Celles au cinéma (Guy Lefranc, Joël Séria et Frédéric Auburtin) furent plutôt médiocres : quatre films (mais trois réalisateurs seulement) étalés de 1966 à 2004.
Celui de Joël Séria (1981) pourtant auteur d'un magnifique "Les galettes de Pont-Aven" avec JP Marielle) et celui de Frédéric Auburtin (2004) avec Lanvin et Depardieu furent calamiteux et méritent de figurer en bonne place au panthéon des nanars.
En gros, pour ce qui est de la BD, ce devrait être la troisième tentative après :
1 - celle d'Henry Blanc (strips quotidiens dans Nous sachons dans les années 60) ; un album chez Vent d'Ouest dans les années 90
2 - et celle de l'éditeur historique, le Fleuve Noir, spécialisé dans le roman de gare.

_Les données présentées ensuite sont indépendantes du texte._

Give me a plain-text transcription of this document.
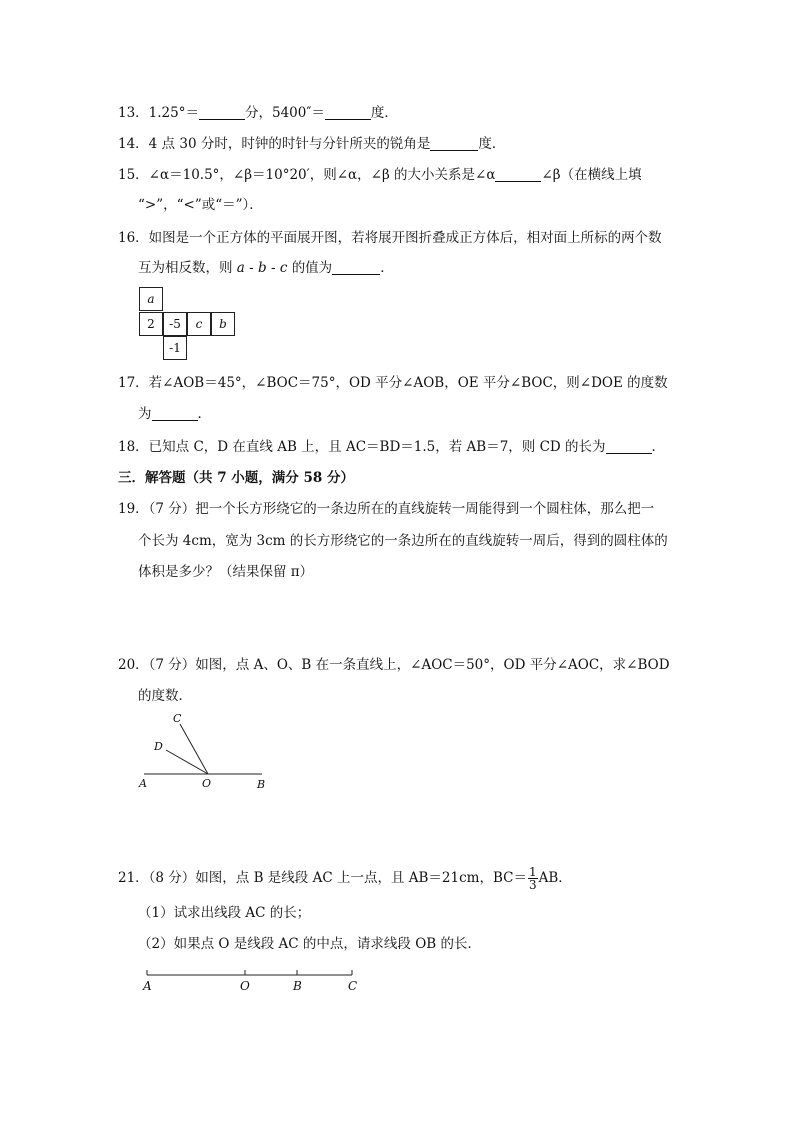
13．1.25°＝	分，5400″＝	度．
14．4 点 30 分时，时钟的时针与分针所夹的锐角是	度．
15．∠α＝10.5°，∠β＝10°20′，则∠α，∠β 的大小关系是∠α	∠β（在横线上填
“>”，“<”或“＝”）．
16．如图是一个正方体的平面展开图，若将展开图折叠成正方体后，相对面上所标的两个数
互为相反数，则 a - b - c 的值为	．
a
2	-5	c	b
-1
17．若∠AOB＝45°，∠BOC＝75°，OD 平分∠AOB，OE 平分∠BOC，则∠DOE 的度数
为	．
18．已知点 C，D 在直线 AB 上，且 AC＝BD＝1.5，若 AB＝7，则 CD 的长为	．
三．解答题（共 7 小题，满分 58 分）
19．（7 分）把一个长方形绕它的一条边所在的直线旋转一周能得到一个圆柱体，那么把一
个长为 4cm，宽为 3cm 的长方形绕它的一条边所在的直线旋转一周后，得到的圆柱体的
体积是多少？（结果保留 π）
20．（7 分）如图，点 A、O、B 在一条直线上，∠AOC＝50°，OD 平分∠AOC，求∠BOD
的度数．
C
D
A	O	B
21．（8 分）如图，点 B 是线段 AC 上一点，且 AB＝21cm，$BC= \frac{1}{3}$ AB．
（1）试求出线段 AC 的长；
（2）如果点 O 是线段 AC 的中点，请求线段 OB 的长．
A	O	B	C
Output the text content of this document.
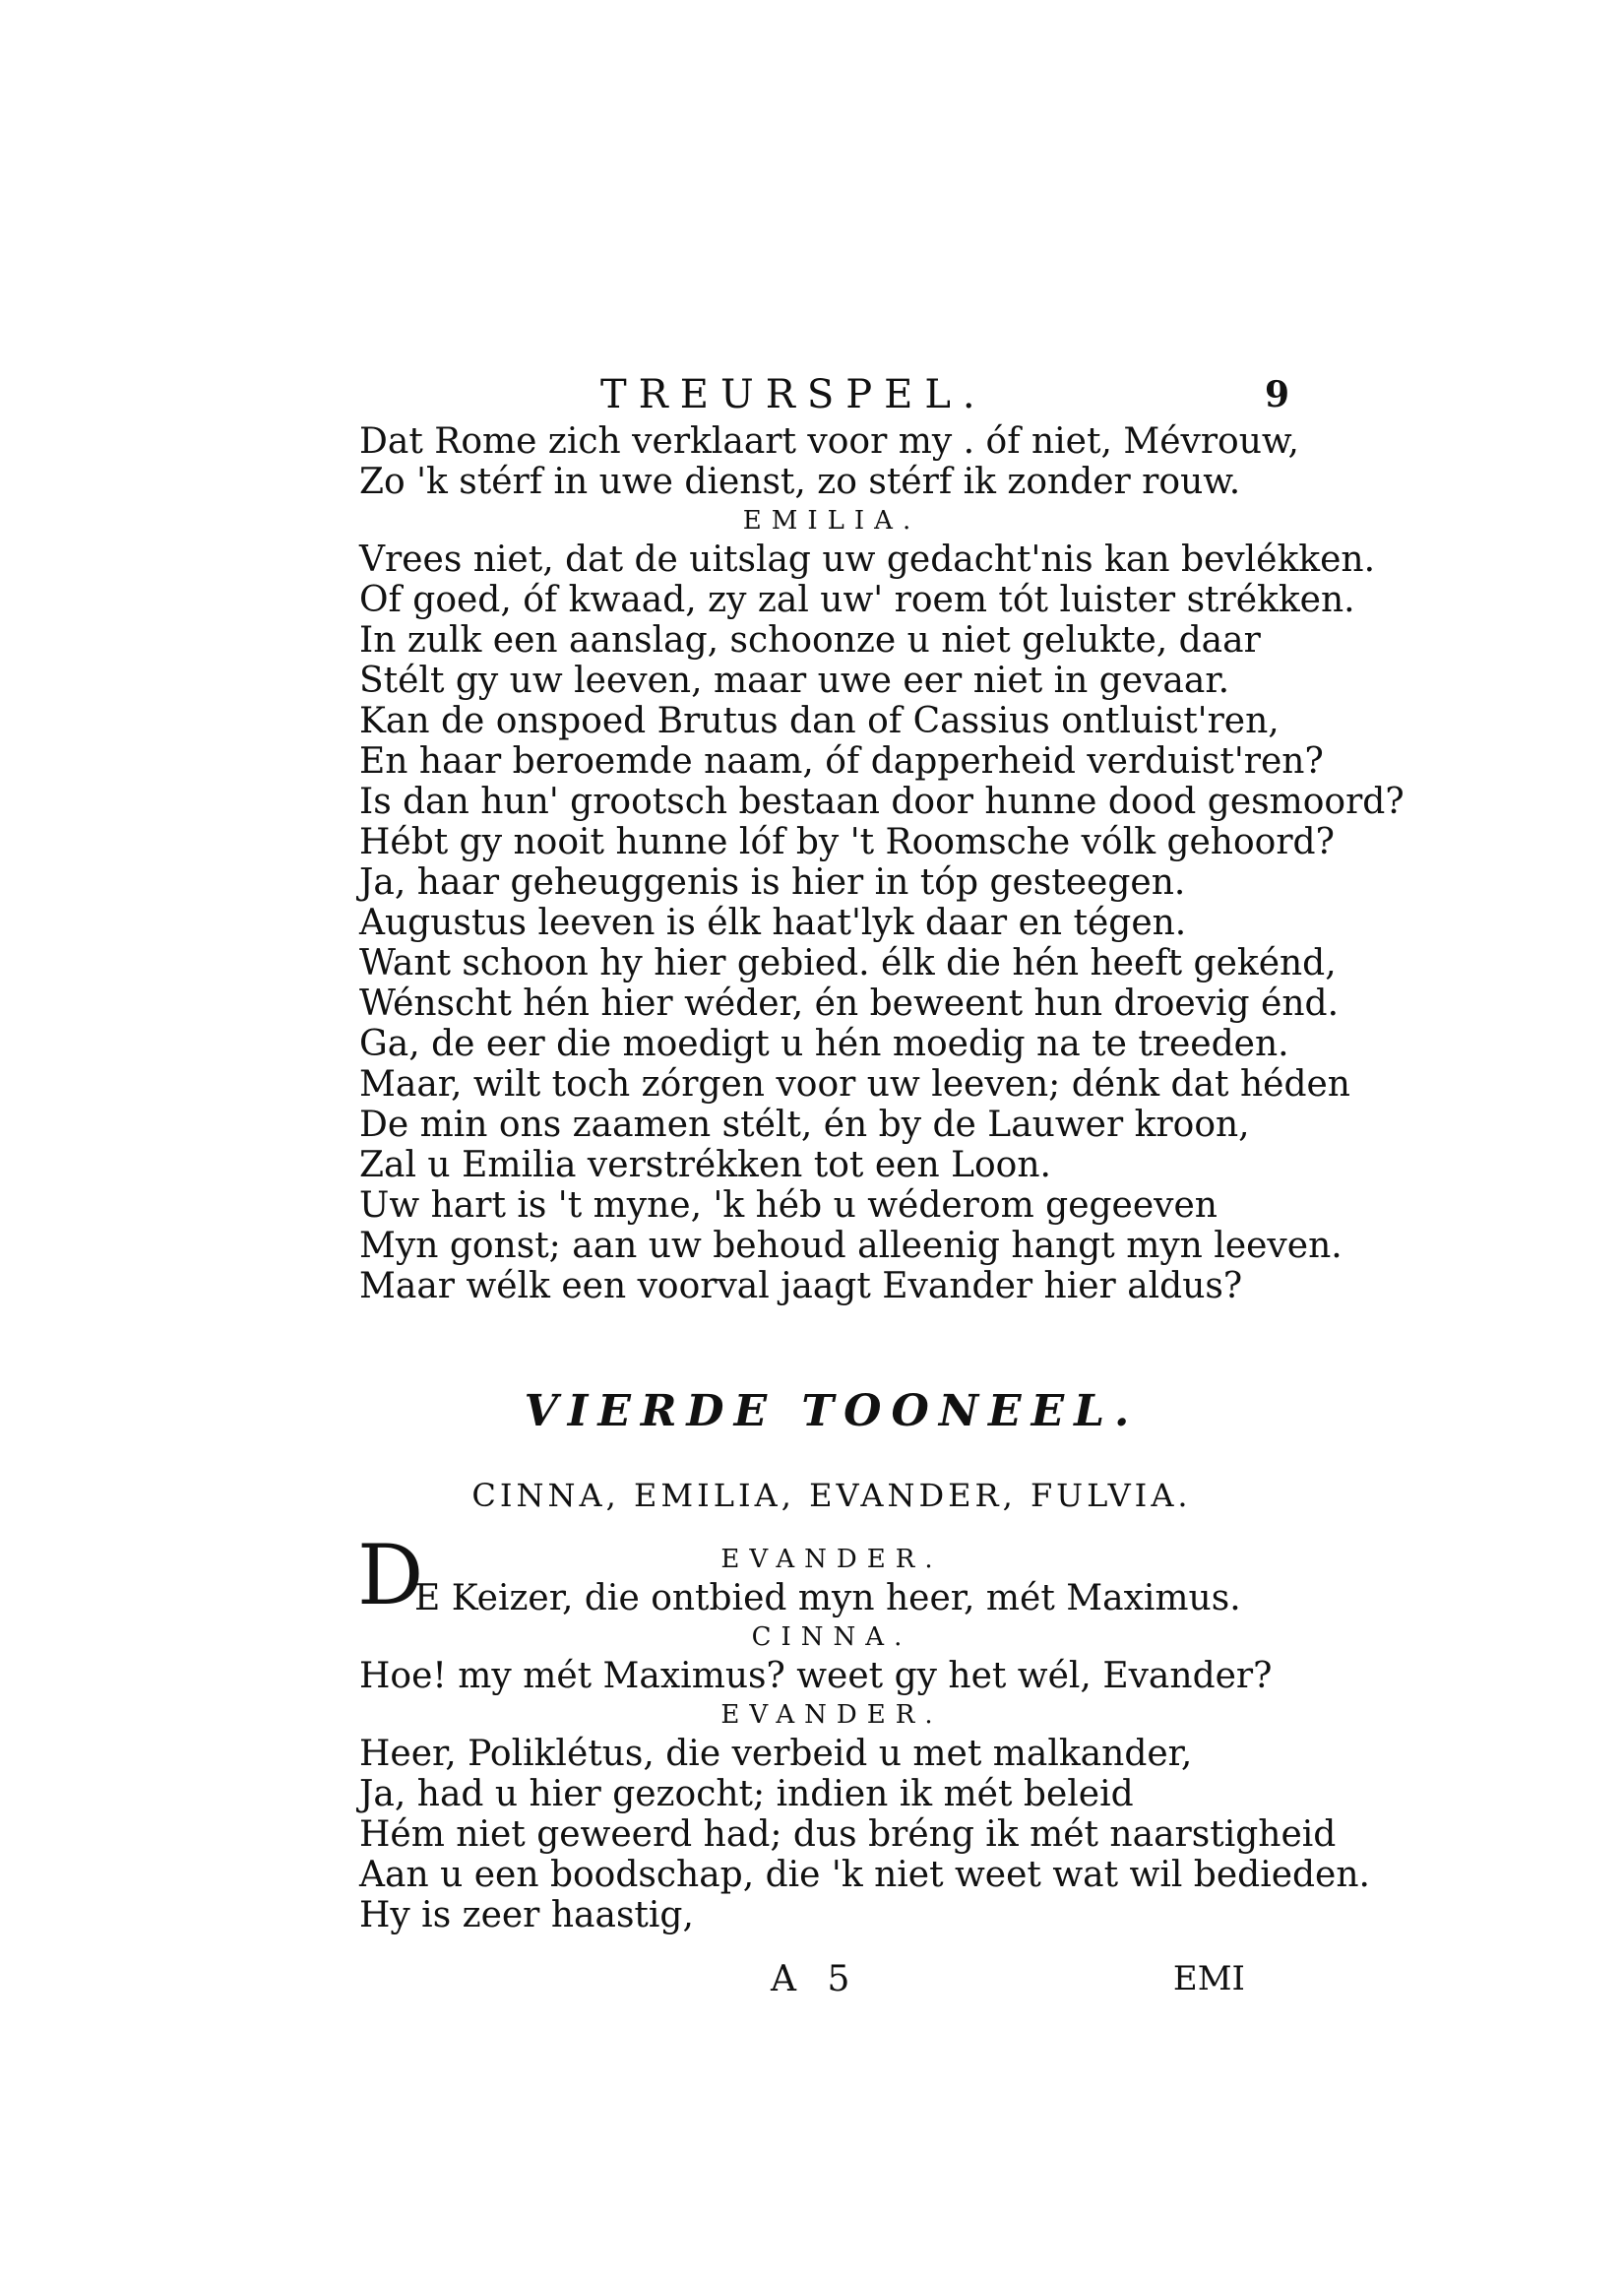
TREURSPEL.	9
Dat Rome zich verklaart voor my . óf niet, Mévrouw,
Zo 'k stérf in uwe dienst, zo stérf ik zonder rouw.
EMILIA.
Vrees niet, dat de uitslag uw gedacht'nis kan bevlékken.
Of goed, óf kwaad, zy zal uw' roem tót luister strékken.
In zulk een aanslag, schoonze u niet gelukte, daar
Stélt gy uw leeven, maar uwe eer niet in gevaar.
Kan de onspoed Brutus dan of Cassius ontluist'ren,
En haar beroemde naam, óf dapperheid verduist'ren?
Is dan hun' grootsch bestaan door hunne dood gesmoord?
Hébt gy nooit hunne lóf by 't Roomsche vólk gehoord?
Ja, haar geheuggenis is hier in tóp gesteegen.
Augustus leeven is élk haat'lyk daar en tégen.
Want schoon hy hier gebied. élk die hén heeft gekénd,
Wénscht hén hier wéder, én beweent hun droevig énd.
Ga, de eer die moedigt u hén moedig na te treeden.
Maar, wilt toch zórgen voor uw leeven; dénk dat héden
De min ons zaamen stélt, én by de Lauwer kroon,
Zal u Emilia verstrékken tot een Loon.
Uw hart is 't myne, 'k héb u wéderom gegeeven
Myn gonst; aan uw behoud alleenig hangt myn leeven.
Maar wélk een voorval jaagt Evander hier aldus?
VIERDE TOONEEL.
CINNA, EMILIA, EVANDER, FULVIA.
EVANDER.
D
E Keizer, die ontbied myn heer, mét Maximus.
CINNA.
Hoe! my mét Maximus? weet gy het wél, Evander?
EVANDER.
Heer, Poliklétus, die verbeid u met malkander,
Ja, had u hier gezocht; indien ik mét beleid
Hém niet geweerd had; dus bréng ik mét naarstigheid
Aan u een boodschap, die 'k niet weet wat wil bedieden.
Hy is zeer haastig,
A 5	EMI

Ce travail fut confié aux bons soins d'Henri Desclez (animateur d'un studio dans les années 70 et fondateur des éditions Rossel) pour le dessin et de Patrice Dard, fils de l'auteur de la saga, pour le scénario.
On peut d'ores et déjà dire que le départ de Franz, alors débutant et inconnu du public (Jugurtha, Lester Cockney, Poupée d'Ivoire, etc...) mais qui claque assez vite la porte du studio Desclez, sera préjudiciable à cette adaptation.
Patrice Dard était un débutant dans l'écriture de scénarios BD. A cette époque, il avait à son actif l'écriture de plusieurs romans policiers non publiés (dont un écrit à 17 ans) sauf un, d'assister un chibani du roman de genre Gilles Maurice Dumoulin dans l'écriture de la série Vic St Val.
Il avait également participé à l'adaptation (avec le même Gilles Dumoulin) du second film transposant à l'écran les aventures de San-Antonio, "Béru et ces dames" (avec Gérard Barray et Jean Richard au casting), film réalisé par Guy Lefranc tout comme le premier sorti en 1966 sous le titre "Sale temps pour les mouches". Ce long métrage est sorti en salles en 1968 au moment où la popularité du personnage atteignit son apogée pour s'y maintenir quasiment jusqu'au milieu des années 80.
Le moins qu'on puisse dire, c'est que ces adaptations pour le grand écran n'ont pas laissé un souvenir impérissable chez le spectateur, même s'il s'en dégage un certain charme désuet, à la différence des deux navets postérieurs.
A qui la redoutable tâche des scénarios de la BD dessinée par Sanlaville a-t-elle été confiée ? Redoutable, parce qu'outre les difficultés inhérentes au genre (maîtrise de l'écriture séquentielle, découpage, sens du rythme, rigueur du récit même faintaisiste, etc...), un des obstacles de l'adaptation de San-Antonio (au cinéma ou en BD) provient de la distance qui sera nécessairement prise avec la prose riche et colorée de l'auteur. Ce qui intrigue ou amuse le lecteur d'un roman, ce qui le fait réfléchir, ce qui le séduit, peut s'avérer navrant et complètement plat transposé à l'écran ou dans les vignettes d'une BD.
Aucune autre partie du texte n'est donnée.